Cardinal Leonardo Sandri, Prefect of the Congregation for the Eastern Churches, asked the participants in the meeting of the Catholic Near East Welfare Association (CNEWA), which ended Friday, 18 January, to rediscover faith in charitable work. The Cardinal celebrated a morning Mass at the tomb of the Apostle Peter in the Vatican Grottoes, before the end of the meeting in the afternoon.
Earlier Msgr. John E. Kozar, Secretary General of CNEWA, had outlined a broad and detailed picture of the Association’s charitable activity, recalling above all the plight of several peoples that benefit from aid: the poor of Gaza who seek to keep a glimmer of hope alive; the more than a million poor people of Gaza who have fled the country because of persecution, the Coptic families in Egypt in need of jobs; the Syrians who aspire to peace.

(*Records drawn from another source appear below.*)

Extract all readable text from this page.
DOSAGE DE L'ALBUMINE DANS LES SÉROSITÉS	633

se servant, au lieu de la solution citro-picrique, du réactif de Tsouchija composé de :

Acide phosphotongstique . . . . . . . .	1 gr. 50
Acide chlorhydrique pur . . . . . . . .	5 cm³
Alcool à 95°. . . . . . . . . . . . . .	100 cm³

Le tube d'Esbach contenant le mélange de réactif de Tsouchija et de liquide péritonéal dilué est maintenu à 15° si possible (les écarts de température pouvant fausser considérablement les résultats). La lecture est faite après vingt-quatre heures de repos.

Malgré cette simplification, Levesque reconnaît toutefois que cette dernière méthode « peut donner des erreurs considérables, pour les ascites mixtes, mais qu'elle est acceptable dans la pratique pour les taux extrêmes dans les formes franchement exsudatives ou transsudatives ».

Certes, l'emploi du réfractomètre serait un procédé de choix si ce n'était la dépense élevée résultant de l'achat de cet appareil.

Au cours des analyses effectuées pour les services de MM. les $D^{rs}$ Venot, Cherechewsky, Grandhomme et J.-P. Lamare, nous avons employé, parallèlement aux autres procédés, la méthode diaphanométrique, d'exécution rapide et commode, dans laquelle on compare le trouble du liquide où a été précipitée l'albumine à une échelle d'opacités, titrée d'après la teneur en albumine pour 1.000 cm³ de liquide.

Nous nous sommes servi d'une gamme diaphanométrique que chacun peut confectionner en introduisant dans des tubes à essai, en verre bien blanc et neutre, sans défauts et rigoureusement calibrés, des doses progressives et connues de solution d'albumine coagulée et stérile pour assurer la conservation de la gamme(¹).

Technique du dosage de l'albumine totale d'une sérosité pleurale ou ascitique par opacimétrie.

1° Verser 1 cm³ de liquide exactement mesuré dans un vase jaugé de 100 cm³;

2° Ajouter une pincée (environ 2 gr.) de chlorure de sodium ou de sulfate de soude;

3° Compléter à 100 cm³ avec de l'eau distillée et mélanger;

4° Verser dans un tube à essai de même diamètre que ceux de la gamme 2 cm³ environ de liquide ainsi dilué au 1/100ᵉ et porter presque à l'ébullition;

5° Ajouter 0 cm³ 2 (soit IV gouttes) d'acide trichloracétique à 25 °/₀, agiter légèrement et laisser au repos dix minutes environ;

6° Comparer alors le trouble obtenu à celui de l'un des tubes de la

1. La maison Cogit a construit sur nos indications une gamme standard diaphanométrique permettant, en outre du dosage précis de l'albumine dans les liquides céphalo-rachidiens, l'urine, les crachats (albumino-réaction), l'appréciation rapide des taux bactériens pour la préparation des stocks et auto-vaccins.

After recalling that CNEWA, together with the Congregation for the Eastern Churches, is involved in helping the ecclesial communities in the area – also through schools that are open to all in the most out of the way places, assistance to abandoned children and elderly people alone in the world, to the sick and to the victims of civil wars, to seminarians and novices – the Prelate emphasized that collaboration with the Dicastery is extended to various countries: Egypt, Lebanon, Jordan, Syria, Iraq, Israel and Palestine. Outside the Middle East, CNEWA is active and supports the Eastern Churches in Eritrea, India, Armenia, Belarus, Ukraine and Ethiopia. Wherever, the speaker said, Eastern Churches “are suffering and ask our help, CNEWA responds, in collaboration with the Congregation”.